GRAY: Some of the things I've read are like totally without -- I mean I'm home every day to take care of my children. I have a daughter that was in preschool up until June, at home every day to take her to school, to pick her up, drop her off, take my wife to works, because she, obviously, living in New York City, she has to work also. I'm there for my kids, and anybody who needed help around the house, I was always there for them.

I'm not this mindless drunk that was being portrayed in the media. That really, really hurt me.

QUESTION: Do you think you have a drinking problem?

UNIDENTIFIED MALE: I told you there'll be no questions like that, please.

QUESTION: Are you concerned at all by the reaction in the police department, after -- in terms of all of the disciplinary action?

UNIDENTIFIED MALE: Do you mean the other police officers? You mean of the other officer, that were transferred or fired?

QUESTION: Yes. Do you have any feelings about how the police department reacted to that, or -- well again, but in terms of...

GRAY: Yes. In my career I've seen it time and time again, that the brass in the police department always overreacts to anything that can cause any kind of negative publicity to the department. And, of course, I feel that they've overreacted in this case.

QUESTION: Do you think that you've been singled out because of the high publicity, that they've targeted you when, as your attorney says, he's never seen other cases where they've gone somebody before a criminal case?

GRAY: Well, it looks that way because it's been the front page in the news -- for the first week that it happened, it was in the front page almost every day. It was a headline story on the evening news. So yes, of course I feel that way.

QUESTION: Officer Gray, have you internalized the fact that your law enforcement career may be over, considering what the N.Y.P.D. is trying to do?

GRAY: Yes, I have. QUESTION: And is that fair, is it unfair? What does it do to your sense of self-worth?

GRAY: Well, I obviously believe I should get my day in court before the department takes any action. But, my career is over, it's over, that's it.

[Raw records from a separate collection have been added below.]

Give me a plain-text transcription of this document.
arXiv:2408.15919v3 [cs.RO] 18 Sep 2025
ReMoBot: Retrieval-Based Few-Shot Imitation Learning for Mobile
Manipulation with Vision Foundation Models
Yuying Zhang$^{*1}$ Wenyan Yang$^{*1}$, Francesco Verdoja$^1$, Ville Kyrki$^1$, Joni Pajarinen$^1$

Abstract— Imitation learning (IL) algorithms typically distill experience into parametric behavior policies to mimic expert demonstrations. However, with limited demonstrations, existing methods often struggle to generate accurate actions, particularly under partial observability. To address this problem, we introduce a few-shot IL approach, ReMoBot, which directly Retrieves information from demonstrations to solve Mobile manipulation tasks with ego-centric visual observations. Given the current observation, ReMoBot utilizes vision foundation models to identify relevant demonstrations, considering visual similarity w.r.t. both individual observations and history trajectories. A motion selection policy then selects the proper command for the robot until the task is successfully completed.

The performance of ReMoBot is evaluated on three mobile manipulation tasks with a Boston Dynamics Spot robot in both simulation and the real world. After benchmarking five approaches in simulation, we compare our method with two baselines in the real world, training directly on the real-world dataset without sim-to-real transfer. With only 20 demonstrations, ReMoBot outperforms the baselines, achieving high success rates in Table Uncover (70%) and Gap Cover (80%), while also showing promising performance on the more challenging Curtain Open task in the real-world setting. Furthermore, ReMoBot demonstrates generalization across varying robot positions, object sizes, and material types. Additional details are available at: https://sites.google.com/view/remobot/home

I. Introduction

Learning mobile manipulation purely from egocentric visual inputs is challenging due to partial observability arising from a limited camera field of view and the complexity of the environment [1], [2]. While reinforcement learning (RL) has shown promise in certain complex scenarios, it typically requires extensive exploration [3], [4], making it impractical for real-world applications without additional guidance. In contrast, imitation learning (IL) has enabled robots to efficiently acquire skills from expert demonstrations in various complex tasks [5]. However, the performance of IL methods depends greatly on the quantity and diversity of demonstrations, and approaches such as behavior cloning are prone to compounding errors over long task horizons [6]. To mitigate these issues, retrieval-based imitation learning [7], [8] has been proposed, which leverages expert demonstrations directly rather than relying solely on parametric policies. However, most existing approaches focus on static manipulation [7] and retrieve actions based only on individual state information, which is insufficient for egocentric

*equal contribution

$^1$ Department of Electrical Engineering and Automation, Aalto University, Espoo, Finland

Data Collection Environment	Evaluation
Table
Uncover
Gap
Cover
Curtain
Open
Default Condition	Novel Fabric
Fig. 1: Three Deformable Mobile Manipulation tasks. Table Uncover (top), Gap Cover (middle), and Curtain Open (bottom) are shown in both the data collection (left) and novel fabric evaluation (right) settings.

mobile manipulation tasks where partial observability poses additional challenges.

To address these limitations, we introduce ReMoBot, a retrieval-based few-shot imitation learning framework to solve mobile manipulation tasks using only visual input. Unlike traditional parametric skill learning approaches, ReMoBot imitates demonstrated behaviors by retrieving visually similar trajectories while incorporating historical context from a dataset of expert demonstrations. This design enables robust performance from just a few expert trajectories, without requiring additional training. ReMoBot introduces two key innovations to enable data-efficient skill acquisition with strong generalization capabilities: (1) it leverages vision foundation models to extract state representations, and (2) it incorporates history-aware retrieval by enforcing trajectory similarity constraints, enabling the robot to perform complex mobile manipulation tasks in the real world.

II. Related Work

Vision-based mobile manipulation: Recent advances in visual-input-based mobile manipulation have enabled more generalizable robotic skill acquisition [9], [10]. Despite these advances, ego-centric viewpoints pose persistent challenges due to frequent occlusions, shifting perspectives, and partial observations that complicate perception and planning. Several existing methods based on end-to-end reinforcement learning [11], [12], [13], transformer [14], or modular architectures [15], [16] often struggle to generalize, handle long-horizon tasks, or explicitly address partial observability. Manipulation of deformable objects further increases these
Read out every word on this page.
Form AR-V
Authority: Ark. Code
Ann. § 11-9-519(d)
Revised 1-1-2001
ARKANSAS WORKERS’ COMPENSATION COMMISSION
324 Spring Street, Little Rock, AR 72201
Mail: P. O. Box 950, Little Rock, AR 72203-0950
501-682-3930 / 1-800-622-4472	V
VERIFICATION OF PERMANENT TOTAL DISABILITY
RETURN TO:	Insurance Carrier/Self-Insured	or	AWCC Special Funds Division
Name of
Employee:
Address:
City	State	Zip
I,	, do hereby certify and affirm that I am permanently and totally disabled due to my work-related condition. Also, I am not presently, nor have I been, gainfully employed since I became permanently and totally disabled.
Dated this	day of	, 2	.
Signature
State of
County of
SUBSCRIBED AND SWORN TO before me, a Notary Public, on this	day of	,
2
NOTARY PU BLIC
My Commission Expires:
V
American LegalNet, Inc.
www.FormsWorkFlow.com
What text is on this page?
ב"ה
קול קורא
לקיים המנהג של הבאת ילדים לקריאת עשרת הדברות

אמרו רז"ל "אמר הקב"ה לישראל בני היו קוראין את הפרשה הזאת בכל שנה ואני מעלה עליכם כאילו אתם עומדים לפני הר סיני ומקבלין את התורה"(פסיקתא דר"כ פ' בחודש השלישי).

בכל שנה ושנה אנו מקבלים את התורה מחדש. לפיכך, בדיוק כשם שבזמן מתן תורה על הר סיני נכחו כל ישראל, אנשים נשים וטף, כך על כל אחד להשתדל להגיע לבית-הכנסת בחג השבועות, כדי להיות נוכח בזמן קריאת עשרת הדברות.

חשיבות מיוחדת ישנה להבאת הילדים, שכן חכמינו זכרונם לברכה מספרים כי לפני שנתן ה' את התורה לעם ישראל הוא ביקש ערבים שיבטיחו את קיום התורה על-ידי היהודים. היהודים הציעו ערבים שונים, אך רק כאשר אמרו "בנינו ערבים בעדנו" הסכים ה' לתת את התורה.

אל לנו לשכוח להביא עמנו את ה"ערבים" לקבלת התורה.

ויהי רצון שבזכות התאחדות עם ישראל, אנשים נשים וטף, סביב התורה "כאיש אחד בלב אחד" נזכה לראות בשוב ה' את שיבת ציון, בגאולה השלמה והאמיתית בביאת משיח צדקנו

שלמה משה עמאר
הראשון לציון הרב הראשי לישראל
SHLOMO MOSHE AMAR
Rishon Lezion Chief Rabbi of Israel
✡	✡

I'll find something else to do.

QUESTION: What does being a cop mean to you?

GRAY: Well, at one time it meant everything, but there are other things I can do after my career is over.

QUESTION: You are ready to move on?

GRAY: Yes, I am.

KAGAN: We've been listening in on an incredible news conference out of New York City. That is officer Joseph Gray, unusual that a man facing serious charges like himself to hold a news conference at this point in the legal proceedings.

Officer Gray facing a number of charges, including three manslaughter charges. The idea is that he basically, allegedly mowed down three members of the same family a couple week ago. The family members: Maria Herrera, she was eight months pregnant, that baby died as well; her four-year-old son Andy, and her sister all died in the accident.

And now officer Joseph Gray, formerly of the New York Police Department, facing manslaughter charges, holding that news conference today, and talking about a number of issues, including sending his condolences to the Pena and Herrera families.